È difficile trovare le parole per quel che si prova in molti angoli di Auschwitz. Li si osserva e vi si passa in un silenzio tormentato. La macabra contabilità dello sterminio ci dice che le vittime, solo qui, sono state un milione e centomila, in base alle approfondite e accurate verifiche dello storico Franciszek Piper, direttore del Dipartimento di ricerca storica del Museo di Auschwitz. I loro nomi, con quelli delle altre centinaia di migliaia di deportati morti negli altri luoghi della macchina infernale per la soluzione finale, sono custoditi nel Blocco 27. Al centro di un locale spoglio, dalle pareti bianche, c’è l’enorme Libro dei nomi. I diversi tomi sono sistemati verticalmente. Chiunque li può consultare. I nomi sono in ordine alfabetico, con la data di nascita (quando possibile) e il paese d’origine. Accanto a troppi sta scritto «luogo della morte sconosciuto». L’indicazione «ucciso ad Auschwitz» è ricorrente. Il pensiero corre a Liliana Segre e alla straordinaria lezione svolta a Lugano il 3 dicembre 2018 davanti a 500 studenti liceali riuniti nell’aula magna dell’USI. Sfogliamo il librone alla lettera S. Quante vittime con quel cognome!

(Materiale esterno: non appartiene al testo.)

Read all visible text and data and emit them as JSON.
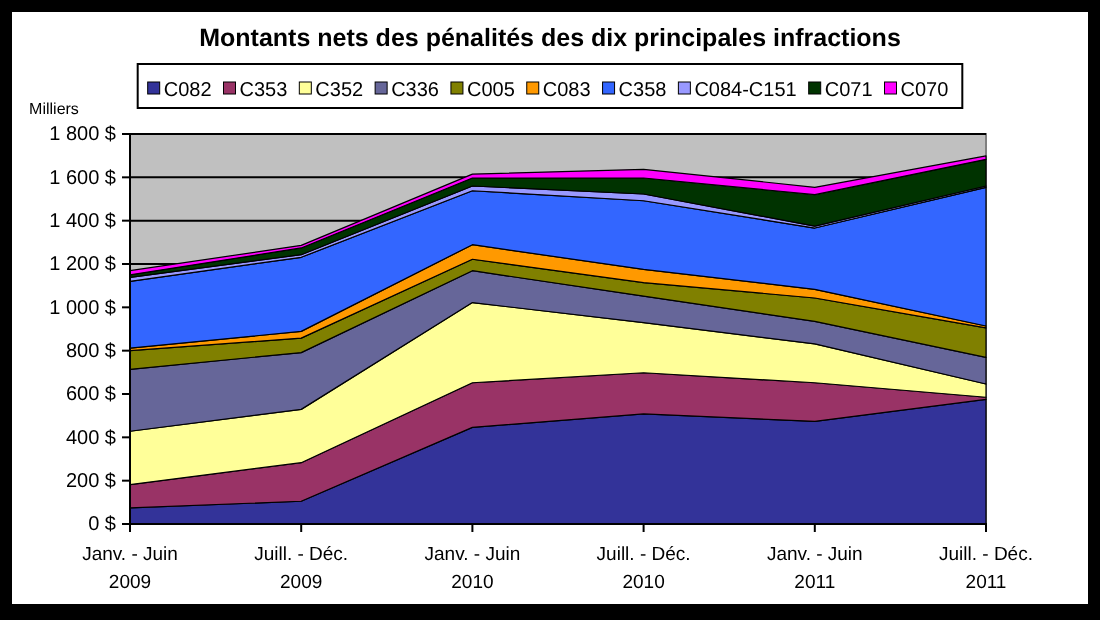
{
  "chart_data": {
    "type": "area",
    "stacked": true,
    "title": "Montants nets des pénalités des dix principales infractions",
    "ylabel": "Milliers",
    "categories": [
      "Janv.  -  Juin\n2009",
      "Juill. - Déc.\n2009",
      "Janv.  -  Juin\n2010",
      "Juill. - Déc.\n2010",
      "Janv.  -  Juin\n2011",
      "Juill. - Déc.\n2011"
    ],
    "series": [
      {
        "name": "C082",
        "color": "#333399",
        "values": [
          74,
          105,
          446,
          508,
          474,
          575
        ]
      },
      {
        "name": "C353",
        "color": "#993366",
        "values": [
          108,
          178,
          206,
          190,
          178,
          10
        ]
      },
      {
        "name": "C352",
        "color": "#ffff99",
        "values": [
          246,
          246,
          370,
          231,
          179,
          61
        ]
      },
      {
        "name": "C336",
        "color": "#666699",
        "values": [
          286,
          262,
          147,
          123,
          104,
          123
        ]
      },
      {
        "name": "C005",
        "color": "#808000",
        "values": [
          86,
          67,
          53,
          62,
          108,
          136
        ]
      },
      {
        "name": "C083",
        "color": "#ff9900",
        "values": [
          12,
          31,
          67,
          61,
          40,
          9
        ]
      },
      {
        "name": "C358",
        "color": "#3366ff",
        "values": [
          308,
          342,
          249,
          317,
          283,
          640
        ]
      },
      {
        "name": "C084-C151",
        "color": "#9999ff",
        "values": [
          18,
          12,
          22,
          31,
          9,
          6
        ]
      },
      {
        "name": "C071",
        "color": "#003300",
        "values": [
          12,
          31,
          37,
          74,
          145,
          123
        ]
      },
      {
        "name": "C070",
        "color": "#ff00ff",
        "values": [
          19,
          12,
          18,
          40,
          34,
          16
        ]
      }
    ],
    "ylim": [
      0,
      1800
    ],
    "yticks": [
      {
        "value": 0,
        "label": "0 $"
      },
      {
        "value": 200,
        "label": "200 $"
      },
      {
        "value": 400,
        "label": "400 $"
      },
      {
        "value": 600,
        "label": "600 $"
      },
      {
        "value": 800,
        "label": "800 $"
      },
      {
        "value": 1000,
        "label": "1 000 $"
      },
      {
        "value": 1200,
        "label": "1 200 $"
      },
      {
        "value": 1400,
        "label": "1 400 $"
      },
      {
        "value": 1600,
        "label": "1 600 $"
      },
      {
        "value": 1800,
        "label": "1 800 $"
      }
    ],
    "grid": "y",
    "legend": "top"
  }
}
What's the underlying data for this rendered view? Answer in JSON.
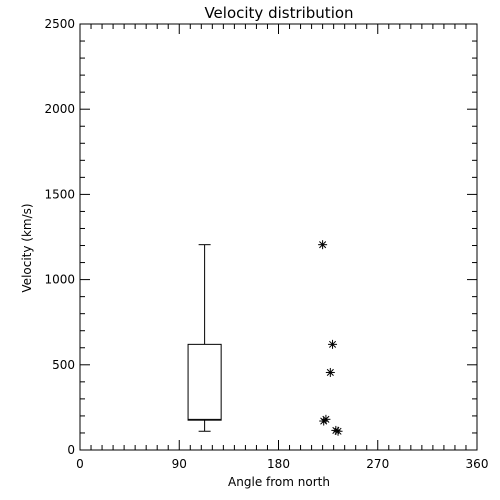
{
  "chart_data": {
    "type": "box+scatter",
    "title": "Velocity distribution",
    "xlabel": "Angle from north",
    "ylabel": "Velocity (km/s)",
    "xlim": [
      0,
      360
    ],
    "ylim": [
      0,
      2500
    ],
    "xticks": [
      0,
      90,
      180,
      270,
      360
    ],
    "yticks": [
      0,
      500,
      1000,
      1500,
      2000,
      2500
    ],
    "x_minor_step": 10,
    "y_minor_step": 100,
    "grid": false,
    "box": {
      "x": 113,
      "width_data": 30,
      "whisker_low": 110,
      "q1": 175,
      "median": 180,
      "q3": 620,
      "whisker_high": 1205
    },
    "points": [
      {
        "x": 220,
        "y": 1205
      },
      {
        "x": 229,
        "y": 620
      },
      {
        "x": 227,
        "y": 455
      },
      {
        "x": 223,
        "y": 180
      },
      {
        "x": 221,
        "y": 170
      },
      {
        "x": 232,
        "y": 115
      },
      {
        "x": 234,
        "y": 110
      }
    ],
    "marker": "asterisk"
  }
}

Shlomo Venezia, ebreo di Salonicco, deportato ad Auschwitz Birkenau l’11 aprile 1944 con la madre, il fratello e le tre sorelle (sopravvisse solo lui con il fratello e la sorella maggiore), venne inserito nel Sonderkommando che doveva operare proprio alle camere a gas e ai forni crematori. Dopo decenni di silenzio scrisse Sonderkommando Auschwitz, pubblicato nel 2007. «Non ho più avuto una vita normale (...). Tutto mi riporta al campo» vi si legge. «È come se il “lavoro” che ho dovuto fare laggiù non sia mai uscito dalla mia testa. Non si esce mai, per davvero, dal crematorio». Il tragico incombere della memoria.